Techniques for harvesting, cell disruption and lipid extraction of microalgae for biofuel production
Published in Biofuels, 2021
Bioflocculation can take place as microalgal flocculation by secreted biopolymers such as extracellular polymeric substances (EPS). Bioflocculation eliminates the need for chemical flocculants; however, co-culturing microalgae with bacteria or fungi leads to contamination [35]. Microbial flocculants can act as the carbon source needed by flocculating microorganisms. A range of common soil bacteria secrete mucus with flocculating potential. Paenibacillus sp. [36] showed the highest flocculation efficiency for Chlorella vulgaris in combination with 6.8 mm CaCl2 as co-flocculant.

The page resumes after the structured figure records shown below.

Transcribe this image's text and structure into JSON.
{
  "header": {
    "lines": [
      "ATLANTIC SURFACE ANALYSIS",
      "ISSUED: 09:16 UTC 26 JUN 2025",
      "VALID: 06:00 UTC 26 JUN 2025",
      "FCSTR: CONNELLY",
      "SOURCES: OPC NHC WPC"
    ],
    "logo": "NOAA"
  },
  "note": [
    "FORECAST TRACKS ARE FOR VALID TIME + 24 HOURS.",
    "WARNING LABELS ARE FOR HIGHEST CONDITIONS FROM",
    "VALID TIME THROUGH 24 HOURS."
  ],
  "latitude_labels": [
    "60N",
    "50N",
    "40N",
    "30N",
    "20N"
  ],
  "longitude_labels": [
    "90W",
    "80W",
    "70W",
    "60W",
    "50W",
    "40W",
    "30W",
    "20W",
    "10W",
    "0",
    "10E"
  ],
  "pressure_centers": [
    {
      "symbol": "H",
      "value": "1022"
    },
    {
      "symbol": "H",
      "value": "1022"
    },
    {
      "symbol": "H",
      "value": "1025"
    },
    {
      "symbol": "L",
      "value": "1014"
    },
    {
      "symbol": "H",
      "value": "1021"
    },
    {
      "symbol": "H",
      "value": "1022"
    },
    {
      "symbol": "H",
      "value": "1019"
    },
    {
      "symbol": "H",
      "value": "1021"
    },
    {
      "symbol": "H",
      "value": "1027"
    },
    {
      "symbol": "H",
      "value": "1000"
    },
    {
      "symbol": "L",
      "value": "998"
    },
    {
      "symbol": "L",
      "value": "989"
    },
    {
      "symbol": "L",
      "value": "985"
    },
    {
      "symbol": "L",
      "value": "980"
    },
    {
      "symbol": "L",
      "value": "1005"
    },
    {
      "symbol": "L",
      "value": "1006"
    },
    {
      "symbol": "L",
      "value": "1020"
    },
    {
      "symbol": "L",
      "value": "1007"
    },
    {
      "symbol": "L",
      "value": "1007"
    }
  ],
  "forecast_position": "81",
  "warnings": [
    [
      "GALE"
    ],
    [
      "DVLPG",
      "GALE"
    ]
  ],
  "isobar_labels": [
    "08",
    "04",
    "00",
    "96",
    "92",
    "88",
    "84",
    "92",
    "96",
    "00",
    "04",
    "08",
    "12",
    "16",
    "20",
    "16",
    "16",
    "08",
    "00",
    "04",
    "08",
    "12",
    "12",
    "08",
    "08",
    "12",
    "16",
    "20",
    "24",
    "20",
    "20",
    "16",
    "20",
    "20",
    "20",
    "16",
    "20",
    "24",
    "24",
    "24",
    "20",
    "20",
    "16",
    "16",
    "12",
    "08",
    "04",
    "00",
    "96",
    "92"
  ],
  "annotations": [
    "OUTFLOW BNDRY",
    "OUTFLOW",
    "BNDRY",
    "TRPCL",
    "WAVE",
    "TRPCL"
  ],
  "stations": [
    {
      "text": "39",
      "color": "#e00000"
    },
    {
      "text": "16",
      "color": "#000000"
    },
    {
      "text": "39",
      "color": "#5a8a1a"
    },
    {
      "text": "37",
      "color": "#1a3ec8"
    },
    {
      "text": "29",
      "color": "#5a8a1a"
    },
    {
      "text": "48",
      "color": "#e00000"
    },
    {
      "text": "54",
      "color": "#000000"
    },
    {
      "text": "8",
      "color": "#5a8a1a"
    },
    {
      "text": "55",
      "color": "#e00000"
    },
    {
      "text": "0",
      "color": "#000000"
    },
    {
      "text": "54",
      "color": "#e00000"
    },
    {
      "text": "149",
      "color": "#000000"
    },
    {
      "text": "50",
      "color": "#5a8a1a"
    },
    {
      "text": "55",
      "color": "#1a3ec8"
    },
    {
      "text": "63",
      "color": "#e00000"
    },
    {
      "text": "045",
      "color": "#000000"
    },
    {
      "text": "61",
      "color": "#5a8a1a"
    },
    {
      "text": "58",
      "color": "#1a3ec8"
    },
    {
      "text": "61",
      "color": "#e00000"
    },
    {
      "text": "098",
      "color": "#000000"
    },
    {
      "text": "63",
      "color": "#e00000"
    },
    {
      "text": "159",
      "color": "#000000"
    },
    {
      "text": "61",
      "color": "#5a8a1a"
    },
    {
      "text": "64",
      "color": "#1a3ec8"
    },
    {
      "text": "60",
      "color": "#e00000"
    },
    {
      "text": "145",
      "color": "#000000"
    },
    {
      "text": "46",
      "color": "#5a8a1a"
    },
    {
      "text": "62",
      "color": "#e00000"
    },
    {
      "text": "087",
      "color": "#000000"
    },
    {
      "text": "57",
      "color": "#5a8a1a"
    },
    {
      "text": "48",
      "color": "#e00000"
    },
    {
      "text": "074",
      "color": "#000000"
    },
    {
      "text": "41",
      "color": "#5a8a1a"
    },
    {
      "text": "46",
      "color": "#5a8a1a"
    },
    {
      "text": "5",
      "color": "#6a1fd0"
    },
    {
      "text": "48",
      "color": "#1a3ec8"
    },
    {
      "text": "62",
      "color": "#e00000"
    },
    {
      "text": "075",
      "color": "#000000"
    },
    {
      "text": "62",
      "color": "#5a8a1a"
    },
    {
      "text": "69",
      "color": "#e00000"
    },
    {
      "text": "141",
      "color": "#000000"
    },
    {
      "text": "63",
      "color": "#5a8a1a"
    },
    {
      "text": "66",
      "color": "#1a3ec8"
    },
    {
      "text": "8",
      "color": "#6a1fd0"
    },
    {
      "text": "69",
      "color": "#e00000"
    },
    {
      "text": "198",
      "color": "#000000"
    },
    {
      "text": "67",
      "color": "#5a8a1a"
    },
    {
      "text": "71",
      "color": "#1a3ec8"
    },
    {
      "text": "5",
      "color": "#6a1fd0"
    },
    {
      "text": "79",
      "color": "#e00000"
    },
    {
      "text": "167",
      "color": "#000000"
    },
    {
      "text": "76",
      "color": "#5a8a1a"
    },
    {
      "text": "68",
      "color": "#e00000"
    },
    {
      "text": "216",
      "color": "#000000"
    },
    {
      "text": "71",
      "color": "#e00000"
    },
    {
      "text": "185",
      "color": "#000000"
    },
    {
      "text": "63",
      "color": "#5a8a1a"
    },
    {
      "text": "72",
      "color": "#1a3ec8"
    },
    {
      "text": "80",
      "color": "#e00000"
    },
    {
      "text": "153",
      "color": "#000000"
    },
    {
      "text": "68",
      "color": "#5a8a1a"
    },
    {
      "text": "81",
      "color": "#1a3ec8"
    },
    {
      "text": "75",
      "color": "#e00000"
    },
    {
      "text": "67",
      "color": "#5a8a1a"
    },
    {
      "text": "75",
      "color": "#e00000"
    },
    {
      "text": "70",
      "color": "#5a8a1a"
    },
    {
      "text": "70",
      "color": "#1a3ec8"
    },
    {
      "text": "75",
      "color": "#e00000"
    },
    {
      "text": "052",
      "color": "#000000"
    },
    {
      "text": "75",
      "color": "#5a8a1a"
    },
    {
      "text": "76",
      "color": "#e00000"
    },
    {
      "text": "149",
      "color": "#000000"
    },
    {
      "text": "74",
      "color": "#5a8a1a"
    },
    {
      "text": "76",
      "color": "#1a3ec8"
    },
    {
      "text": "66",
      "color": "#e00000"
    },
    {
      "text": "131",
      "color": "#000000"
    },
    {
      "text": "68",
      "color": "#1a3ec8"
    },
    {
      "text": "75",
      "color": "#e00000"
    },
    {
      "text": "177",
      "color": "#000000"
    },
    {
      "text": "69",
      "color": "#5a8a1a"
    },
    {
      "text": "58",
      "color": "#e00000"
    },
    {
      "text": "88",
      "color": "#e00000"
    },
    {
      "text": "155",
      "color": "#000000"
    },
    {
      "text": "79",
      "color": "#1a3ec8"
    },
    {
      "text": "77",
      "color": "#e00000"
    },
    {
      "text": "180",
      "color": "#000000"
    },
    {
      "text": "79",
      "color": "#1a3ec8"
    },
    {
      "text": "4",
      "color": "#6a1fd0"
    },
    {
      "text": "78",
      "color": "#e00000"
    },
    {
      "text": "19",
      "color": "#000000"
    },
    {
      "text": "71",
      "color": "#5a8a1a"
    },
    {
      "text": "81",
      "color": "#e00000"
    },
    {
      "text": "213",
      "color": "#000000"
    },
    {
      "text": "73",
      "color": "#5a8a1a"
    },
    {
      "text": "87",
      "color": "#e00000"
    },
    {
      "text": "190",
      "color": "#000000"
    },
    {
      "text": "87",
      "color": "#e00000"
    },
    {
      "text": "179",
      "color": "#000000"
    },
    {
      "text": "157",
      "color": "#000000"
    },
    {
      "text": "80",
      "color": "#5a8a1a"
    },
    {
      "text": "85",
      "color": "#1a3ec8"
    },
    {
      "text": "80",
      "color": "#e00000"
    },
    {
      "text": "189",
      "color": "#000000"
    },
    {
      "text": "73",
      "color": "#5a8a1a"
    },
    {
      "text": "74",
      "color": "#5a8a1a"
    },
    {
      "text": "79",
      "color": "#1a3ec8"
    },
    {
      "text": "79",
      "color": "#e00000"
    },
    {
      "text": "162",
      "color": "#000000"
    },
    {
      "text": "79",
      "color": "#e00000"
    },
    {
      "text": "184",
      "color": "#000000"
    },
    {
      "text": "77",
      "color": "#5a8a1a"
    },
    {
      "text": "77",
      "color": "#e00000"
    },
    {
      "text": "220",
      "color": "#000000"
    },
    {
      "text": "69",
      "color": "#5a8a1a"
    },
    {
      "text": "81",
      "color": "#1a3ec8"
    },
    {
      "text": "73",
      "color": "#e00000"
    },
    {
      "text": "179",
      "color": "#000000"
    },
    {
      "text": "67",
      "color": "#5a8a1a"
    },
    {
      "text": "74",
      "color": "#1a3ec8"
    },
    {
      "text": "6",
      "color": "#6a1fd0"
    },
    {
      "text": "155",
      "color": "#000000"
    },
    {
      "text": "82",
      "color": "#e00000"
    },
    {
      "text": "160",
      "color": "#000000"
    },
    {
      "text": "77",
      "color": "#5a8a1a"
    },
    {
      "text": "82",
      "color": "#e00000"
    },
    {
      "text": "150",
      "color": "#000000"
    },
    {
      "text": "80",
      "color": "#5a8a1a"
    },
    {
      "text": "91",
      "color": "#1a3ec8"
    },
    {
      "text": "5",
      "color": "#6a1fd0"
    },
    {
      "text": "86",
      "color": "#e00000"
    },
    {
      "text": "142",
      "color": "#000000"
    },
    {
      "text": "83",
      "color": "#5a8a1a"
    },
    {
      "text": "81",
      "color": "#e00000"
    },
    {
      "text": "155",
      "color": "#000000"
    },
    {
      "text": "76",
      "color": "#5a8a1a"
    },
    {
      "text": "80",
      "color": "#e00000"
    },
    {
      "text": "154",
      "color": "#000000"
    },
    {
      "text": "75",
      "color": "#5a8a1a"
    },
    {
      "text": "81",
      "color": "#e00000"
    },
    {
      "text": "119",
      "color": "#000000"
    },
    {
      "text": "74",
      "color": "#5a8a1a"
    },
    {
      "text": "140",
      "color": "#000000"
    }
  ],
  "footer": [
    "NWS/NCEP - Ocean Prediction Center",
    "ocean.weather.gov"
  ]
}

A bioflocculant produced by Solibacilussilvestris was found to be effective in harvesting microalgae without any chemical coagulants. The bioflocculant did not affect the growth of the microalgae and can be conveniently reused [37]. Microalgal/fungal association occurs naturally in lichens. Symbiotically, microalgae fix CO2 and produce organic compounds, promoting the growth of fungus which in turn entraps the microalgae by hyphae production [38]. Also, the selected flocculant must be positively charged so as to attract to the negatively charged microalgal surface. One such bioflocculant is chitosan derived from chitin. Chitosan is considered an effective flocculant but performs only at low pH, which limits its use for microalgal harvesting, since microalgal cultures generally have a high pH [39]. A substitute for chitosan could be cationic starch, made from starch by adding quarternary ammonium groups. These ammonium groups are pH independent, making this a better option than chitosan. Among the other bioflocculants are poly γ glutamic acid extracted from Bacillus subtilis, and polymers present in flour from Moringa oleifera [33,40].